On the heels of a Forum News Service report Thursday that Minnesota man who did yard chores naked [was] ordered to build fence, the Center For Disease Control released the results of a multiyear study that links neonicotinoid use to a mysterious outbreak of nude lawn mowing by middle-aged men in the Upper Midwest.
Published in the April 1, 2016 Federal Register, the report revealed that researchers studying the rash of bare lawn mowing had learned that the neonic breakdown product desnitro-imidacloprid, which is formed in a mammal's body during metabolism as well as in environmental breakdown, was found in DNA samples of men arrested for naked mowing and the related syndrome, drunk mowing.
"Desnitro-imidacloprid has a charged nitrogen and shows high affinity to mammalian nAChRs," lead researcher Arysta Clothianidin said in a hastily staged press conference in Minneapolis. "In adult human males, high levels of desnitro-imidacloprid trigger naked mowing and a similar condition, drunk mowing."
"Just like the honeybees drunk on nectar from neonic treated plants, these dudes are buzzed," her assistant Premise Granules III said. "We're thinking of renaming the condition Bayer Mowing Syndrome.
Reaction in Minnesota to the release of the study tended to break along familiar divisions in the North Star state's discussion of pollinator-lethal insecticides and bee health.

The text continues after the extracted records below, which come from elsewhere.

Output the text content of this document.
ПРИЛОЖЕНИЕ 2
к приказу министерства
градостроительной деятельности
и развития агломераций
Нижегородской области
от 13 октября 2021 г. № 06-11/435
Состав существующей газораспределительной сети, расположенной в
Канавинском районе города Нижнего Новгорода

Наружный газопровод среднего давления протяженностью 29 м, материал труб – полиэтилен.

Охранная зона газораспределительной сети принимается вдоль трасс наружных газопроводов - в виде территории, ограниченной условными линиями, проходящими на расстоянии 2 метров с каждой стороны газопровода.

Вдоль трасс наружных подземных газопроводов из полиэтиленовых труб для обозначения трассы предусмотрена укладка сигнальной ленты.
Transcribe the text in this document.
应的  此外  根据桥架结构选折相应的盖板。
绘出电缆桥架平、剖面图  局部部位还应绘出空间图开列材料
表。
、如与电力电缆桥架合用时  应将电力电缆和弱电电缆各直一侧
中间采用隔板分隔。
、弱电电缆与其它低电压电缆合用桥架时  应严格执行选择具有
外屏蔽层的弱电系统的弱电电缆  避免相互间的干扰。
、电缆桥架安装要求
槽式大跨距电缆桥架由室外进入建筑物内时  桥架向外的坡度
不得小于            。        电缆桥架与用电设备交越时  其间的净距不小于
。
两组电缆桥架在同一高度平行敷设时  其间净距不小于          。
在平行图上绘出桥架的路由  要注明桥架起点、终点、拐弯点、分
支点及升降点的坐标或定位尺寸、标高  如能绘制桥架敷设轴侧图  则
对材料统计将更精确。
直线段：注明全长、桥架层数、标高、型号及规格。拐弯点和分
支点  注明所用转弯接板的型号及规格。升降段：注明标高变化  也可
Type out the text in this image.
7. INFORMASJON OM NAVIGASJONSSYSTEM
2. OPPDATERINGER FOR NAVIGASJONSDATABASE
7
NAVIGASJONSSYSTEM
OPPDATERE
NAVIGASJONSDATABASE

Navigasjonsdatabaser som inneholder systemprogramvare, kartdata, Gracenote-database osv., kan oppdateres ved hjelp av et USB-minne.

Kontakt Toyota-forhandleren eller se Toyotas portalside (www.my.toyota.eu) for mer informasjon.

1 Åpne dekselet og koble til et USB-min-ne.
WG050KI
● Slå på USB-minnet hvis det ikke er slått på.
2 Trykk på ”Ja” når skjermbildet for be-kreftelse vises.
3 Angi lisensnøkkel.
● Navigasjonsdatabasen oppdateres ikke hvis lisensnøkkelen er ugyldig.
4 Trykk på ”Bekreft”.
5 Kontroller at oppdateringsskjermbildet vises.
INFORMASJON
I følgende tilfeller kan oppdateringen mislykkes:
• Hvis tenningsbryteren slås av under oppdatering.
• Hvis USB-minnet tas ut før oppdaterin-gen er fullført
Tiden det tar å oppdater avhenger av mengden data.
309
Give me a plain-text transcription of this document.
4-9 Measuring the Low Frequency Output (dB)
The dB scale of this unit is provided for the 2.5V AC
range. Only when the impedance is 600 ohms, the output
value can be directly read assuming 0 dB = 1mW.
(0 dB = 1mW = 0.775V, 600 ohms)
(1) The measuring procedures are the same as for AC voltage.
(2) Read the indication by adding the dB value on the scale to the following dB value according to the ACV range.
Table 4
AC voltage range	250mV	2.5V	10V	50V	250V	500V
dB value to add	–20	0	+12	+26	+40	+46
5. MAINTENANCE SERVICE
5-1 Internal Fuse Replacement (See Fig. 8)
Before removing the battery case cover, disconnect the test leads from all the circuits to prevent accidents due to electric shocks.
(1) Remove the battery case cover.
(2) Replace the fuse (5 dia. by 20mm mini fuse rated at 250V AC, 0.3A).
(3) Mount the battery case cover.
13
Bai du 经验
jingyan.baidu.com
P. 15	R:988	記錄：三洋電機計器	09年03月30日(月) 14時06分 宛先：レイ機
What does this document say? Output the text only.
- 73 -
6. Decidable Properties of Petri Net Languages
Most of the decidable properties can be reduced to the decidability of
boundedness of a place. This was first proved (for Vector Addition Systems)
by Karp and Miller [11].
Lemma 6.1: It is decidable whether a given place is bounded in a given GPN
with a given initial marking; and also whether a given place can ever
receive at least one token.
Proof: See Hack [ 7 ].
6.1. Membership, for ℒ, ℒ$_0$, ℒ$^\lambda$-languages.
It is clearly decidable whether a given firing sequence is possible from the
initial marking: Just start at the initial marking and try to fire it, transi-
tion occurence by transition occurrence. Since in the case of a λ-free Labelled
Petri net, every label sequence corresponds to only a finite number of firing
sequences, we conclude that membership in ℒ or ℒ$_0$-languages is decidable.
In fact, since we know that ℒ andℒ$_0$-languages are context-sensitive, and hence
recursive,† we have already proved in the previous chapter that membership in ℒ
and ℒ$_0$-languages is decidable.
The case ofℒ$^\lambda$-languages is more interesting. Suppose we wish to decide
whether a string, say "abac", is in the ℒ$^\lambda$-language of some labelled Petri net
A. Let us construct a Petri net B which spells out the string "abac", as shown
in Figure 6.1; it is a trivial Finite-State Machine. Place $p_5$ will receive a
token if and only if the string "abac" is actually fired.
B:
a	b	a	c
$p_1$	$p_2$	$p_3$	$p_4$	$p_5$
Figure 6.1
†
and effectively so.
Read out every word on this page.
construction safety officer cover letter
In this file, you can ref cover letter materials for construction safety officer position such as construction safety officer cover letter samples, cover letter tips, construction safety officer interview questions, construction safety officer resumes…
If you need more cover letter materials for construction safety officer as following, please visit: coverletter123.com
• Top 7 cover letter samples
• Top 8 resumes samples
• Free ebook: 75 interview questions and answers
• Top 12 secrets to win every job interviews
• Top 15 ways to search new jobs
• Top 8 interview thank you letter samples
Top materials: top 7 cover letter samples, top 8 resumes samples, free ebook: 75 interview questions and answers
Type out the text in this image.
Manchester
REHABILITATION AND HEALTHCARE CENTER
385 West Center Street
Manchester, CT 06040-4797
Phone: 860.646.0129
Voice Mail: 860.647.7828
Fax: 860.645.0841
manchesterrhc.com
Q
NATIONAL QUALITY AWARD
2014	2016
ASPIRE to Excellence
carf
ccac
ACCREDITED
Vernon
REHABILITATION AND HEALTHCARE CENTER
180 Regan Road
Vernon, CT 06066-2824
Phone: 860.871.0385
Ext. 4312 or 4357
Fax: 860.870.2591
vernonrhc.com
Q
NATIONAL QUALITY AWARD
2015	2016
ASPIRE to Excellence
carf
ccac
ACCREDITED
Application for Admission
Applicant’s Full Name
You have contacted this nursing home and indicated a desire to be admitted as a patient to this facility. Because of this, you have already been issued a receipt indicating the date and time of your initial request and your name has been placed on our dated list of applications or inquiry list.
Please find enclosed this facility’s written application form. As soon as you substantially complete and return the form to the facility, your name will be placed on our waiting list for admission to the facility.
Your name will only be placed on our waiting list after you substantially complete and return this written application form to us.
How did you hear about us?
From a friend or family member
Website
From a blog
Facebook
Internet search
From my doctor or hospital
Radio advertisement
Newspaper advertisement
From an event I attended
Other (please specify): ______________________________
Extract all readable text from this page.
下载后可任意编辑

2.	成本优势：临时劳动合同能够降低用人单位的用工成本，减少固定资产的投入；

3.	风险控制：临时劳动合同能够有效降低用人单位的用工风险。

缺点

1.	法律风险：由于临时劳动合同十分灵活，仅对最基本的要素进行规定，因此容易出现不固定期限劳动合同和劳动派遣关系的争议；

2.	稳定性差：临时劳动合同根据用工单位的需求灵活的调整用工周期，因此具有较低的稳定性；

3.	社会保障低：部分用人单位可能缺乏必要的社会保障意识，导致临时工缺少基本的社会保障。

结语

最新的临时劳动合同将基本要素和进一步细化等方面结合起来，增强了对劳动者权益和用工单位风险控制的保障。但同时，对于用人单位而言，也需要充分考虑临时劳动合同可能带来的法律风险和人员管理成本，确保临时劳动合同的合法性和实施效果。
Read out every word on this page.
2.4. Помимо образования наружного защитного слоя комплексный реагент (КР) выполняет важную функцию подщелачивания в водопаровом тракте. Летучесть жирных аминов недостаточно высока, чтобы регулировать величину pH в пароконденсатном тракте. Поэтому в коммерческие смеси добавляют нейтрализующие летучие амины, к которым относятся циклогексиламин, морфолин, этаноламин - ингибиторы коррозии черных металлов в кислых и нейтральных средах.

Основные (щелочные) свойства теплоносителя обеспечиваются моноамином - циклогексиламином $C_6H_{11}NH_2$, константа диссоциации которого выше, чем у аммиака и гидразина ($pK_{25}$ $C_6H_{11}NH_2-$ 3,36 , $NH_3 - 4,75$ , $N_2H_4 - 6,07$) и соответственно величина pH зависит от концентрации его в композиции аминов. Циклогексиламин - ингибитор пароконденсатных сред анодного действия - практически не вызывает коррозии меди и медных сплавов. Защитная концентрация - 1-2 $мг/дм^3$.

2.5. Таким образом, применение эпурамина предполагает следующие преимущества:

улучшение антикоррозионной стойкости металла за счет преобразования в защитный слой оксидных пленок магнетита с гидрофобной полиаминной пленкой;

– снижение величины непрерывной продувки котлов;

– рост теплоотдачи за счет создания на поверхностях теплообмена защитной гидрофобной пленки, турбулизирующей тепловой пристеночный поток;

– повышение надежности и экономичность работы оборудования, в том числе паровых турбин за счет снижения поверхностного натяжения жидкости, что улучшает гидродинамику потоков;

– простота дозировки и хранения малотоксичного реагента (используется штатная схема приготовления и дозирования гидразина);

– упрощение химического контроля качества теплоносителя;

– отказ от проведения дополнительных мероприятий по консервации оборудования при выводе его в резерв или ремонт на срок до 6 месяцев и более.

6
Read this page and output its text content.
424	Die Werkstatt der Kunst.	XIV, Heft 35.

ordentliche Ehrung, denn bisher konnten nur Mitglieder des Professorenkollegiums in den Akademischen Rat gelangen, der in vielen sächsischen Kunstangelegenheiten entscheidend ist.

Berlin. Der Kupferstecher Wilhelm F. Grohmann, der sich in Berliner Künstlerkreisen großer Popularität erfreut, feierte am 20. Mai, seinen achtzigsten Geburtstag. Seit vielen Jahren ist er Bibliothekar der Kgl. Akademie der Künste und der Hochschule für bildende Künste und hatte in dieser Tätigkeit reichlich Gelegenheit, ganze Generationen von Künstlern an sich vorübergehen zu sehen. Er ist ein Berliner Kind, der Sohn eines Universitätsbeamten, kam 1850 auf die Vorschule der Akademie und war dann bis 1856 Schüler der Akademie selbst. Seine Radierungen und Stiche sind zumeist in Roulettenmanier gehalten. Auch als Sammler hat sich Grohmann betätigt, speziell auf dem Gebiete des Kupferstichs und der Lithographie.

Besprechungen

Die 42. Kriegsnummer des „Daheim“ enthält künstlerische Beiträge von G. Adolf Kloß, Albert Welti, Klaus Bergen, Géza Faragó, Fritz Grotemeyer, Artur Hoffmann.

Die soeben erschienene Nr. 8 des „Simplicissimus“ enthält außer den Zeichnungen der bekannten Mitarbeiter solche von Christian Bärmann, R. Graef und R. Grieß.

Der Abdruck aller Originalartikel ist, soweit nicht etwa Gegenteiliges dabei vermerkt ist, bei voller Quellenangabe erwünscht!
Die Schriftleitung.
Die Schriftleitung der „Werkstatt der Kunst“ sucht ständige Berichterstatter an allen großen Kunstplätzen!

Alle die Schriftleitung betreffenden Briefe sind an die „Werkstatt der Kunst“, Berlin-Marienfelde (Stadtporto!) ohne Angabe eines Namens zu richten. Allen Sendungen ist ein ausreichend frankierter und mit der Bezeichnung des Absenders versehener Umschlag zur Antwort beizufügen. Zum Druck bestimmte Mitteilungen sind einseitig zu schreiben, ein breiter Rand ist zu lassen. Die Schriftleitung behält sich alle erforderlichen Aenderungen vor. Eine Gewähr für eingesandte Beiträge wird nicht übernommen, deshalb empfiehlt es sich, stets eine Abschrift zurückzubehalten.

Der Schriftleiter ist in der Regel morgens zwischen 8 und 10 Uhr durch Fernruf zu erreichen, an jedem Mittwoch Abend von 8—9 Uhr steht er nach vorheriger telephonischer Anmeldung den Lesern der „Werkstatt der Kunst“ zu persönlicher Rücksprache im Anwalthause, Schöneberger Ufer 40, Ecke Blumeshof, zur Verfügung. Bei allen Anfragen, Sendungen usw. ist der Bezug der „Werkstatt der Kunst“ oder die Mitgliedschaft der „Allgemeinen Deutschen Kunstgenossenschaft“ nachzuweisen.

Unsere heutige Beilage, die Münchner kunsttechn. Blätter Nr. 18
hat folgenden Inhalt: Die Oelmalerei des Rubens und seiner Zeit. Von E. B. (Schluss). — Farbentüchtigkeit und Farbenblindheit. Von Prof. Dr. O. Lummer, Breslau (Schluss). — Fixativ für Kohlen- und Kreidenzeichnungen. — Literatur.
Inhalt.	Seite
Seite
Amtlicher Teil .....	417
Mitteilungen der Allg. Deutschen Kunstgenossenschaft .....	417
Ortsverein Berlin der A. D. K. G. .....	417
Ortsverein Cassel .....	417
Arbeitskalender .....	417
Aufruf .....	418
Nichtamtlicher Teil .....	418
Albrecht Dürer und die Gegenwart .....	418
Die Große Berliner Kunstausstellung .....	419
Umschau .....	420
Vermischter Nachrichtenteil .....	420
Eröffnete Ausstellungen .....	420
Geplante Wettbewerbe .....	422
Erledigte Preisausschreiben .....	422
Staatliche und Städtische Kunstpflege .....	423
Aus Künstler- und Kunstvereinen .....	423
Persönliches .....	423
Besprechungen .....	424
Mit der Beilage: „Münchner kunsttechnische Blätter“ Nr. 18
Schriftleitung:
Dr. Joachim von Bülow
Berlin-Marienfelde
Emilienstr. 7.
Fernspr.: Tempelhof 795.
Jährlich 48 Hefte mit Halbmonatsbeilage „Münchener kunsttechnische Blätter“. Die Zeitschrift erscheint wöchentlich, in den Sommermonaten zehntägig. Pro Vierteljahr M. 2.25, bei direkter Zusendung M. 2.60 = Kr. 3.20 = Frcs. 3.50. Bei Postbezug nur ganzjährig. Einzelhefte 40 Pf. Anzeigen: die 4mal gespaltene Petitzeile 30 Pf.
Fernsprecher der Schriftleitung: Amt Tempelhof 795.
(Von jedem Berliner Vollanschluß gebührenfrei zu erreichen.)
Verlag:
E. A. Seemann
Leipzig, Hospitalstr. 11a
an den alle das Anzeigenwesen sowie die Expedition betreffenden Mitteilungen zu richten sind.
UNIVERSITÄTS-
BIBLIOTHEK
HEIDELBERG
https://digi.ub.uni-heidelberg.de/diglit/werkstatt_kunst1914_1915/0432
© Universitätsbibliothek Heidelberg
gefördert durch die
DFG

MacArthur Foundation Fellow and University Bee Center director Marla Spivak had not yet reviewed the research, but noted that human disease wasn't her academic specialty. "Not my honey, not my hive," Spivak said.
Minnesota Department of Agriculture Deputy Commissioner Matt Wohlman noted that the health of all mowing guys was an important priority for the Commissioner. "It's our turf," Wohlmann said in a phone interview.
"I'll get back to you, dearie, after I talk to the people I trust," House environment committee chair Denny McNamara, R-Hastings, said.
Reached by phone at his rural residence, Hanska Republican state representative Paul Torkelson sniffed, "There's no scientific evidence whatsoever to link my favorite farm chemicals to drunk and nude mowing."
"These pesticides are important for agriculture," Torkelson said, before the call was abruptly disrupted. Just before the signal was lost, Bluestem could hear a lawn mower firing up and a woman's voice suggesting that Paul wear a bathrobe.
Minnesota House neonic critic Rick Hansen, DFL-South St. Paul, did not return our calls. A source inside the DFL House told Bluestem that Hansen was on route to Harmony, MN to investigate rumors that Amish carpenters near his family farm in Fillmore County had been seen buying riding lawnmowers.
Sally Sorensen, editor of the Maynard Drunk Mowing Report, west central Minnesota's finest drunk mowing monitoring service, still thought those guys are probably really drunk either way.
"Meh. Neonics or Natural Ice?," she said, "How can anyone tell the difference?"
"I could have sworn it was something in the water."
Photo: Another victim of neonicotinoid use? (Note: Hope you weren't a victim of this April Fools' Day post).